Finally, the truth!I've said repeatedly that supporters of the Senate health care bill - which include Ezra Klein - are misleading you when they say that the tax on good health insurance plans (aka "Cadillac") will reduce "costs". The impression one gets is that putting the burden on workers - which is what a reduction in coverage does - will somehow reduce the "costs" for drugs and services. It won't.
So, it's nice to see the following in an
AP story about the House-Senate negotiation: (emp add)
The White House reached a tentative agreement with union leaders early Thursday to tax high-cost insurance plans, officials said, removing one of the major stumbling blocks in the way of a final compromise on comprehensive health care legislation sought by President Barack Obama.
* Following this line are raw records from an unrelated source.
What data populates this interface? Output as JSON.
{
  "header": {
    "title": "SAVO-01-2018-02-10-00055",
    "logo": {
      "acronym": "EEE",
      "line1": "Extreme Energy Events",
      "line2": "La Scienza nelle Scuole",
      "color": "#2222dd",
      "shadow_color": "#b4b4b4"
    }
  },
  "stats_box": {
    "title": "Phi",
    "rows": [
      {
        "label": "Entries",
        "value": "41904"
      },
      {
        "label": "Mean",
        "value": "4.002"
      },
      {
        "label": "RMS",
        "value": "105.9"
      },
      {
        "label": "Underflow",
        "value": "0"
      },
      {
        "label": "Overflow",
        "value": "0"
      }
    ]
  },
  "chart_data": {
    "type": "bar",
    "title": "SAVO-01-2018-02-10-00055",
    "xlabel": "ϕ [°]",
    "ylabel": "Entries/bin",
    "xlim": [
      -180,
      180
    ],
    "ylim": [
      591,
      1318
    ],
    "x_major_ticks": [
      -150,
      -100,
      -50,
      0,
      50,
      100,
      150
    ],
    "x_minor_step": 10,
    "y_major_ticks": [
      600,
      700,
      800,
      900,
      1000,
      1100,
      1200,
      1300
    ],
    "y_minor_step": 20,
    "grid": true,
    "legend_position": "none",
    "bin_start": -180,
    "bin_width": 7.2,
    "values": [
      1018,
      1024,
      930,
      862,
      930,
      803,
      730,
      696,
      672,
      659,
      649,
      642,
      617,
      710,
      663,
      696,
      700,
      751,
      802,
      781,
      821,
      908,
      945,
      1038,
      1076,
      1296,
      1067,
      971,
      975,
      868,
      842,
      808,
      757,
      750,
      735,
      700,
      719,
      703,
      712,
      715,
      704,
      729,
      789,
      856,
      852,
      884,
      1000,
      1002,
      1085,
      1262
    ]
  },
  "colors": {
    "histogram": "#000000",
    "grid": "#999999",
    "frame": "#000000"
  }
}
The breakthrough on the insurance tax marked a victory for the White House, which has long sought a tax on high-cost plans as a way of curbing the rise in health care expenditures. Organized labor — backed by its allies in the House — had opposed it, arguing the impact would fall heavily on workers whose bargaining contracts gave them more robust health care coverage
Yes! A tax on high-cost insurance plans will result in those plans being scaled back and that means that less will be spent on health care.
"Expenditures" will go down. The health care that workers get will go down. "Costs"? Not at all.
A way to reduce "costs" (as we normally think of that word) would be to allow drug importation from Canada, Medicare negotiating for drugs, or other approaches that target the price. Obama would prefer not to do that, and instead, pretend that by providing less coverage, he's reducing its price. (And it also means the House plan to tax millionaires is dropped.)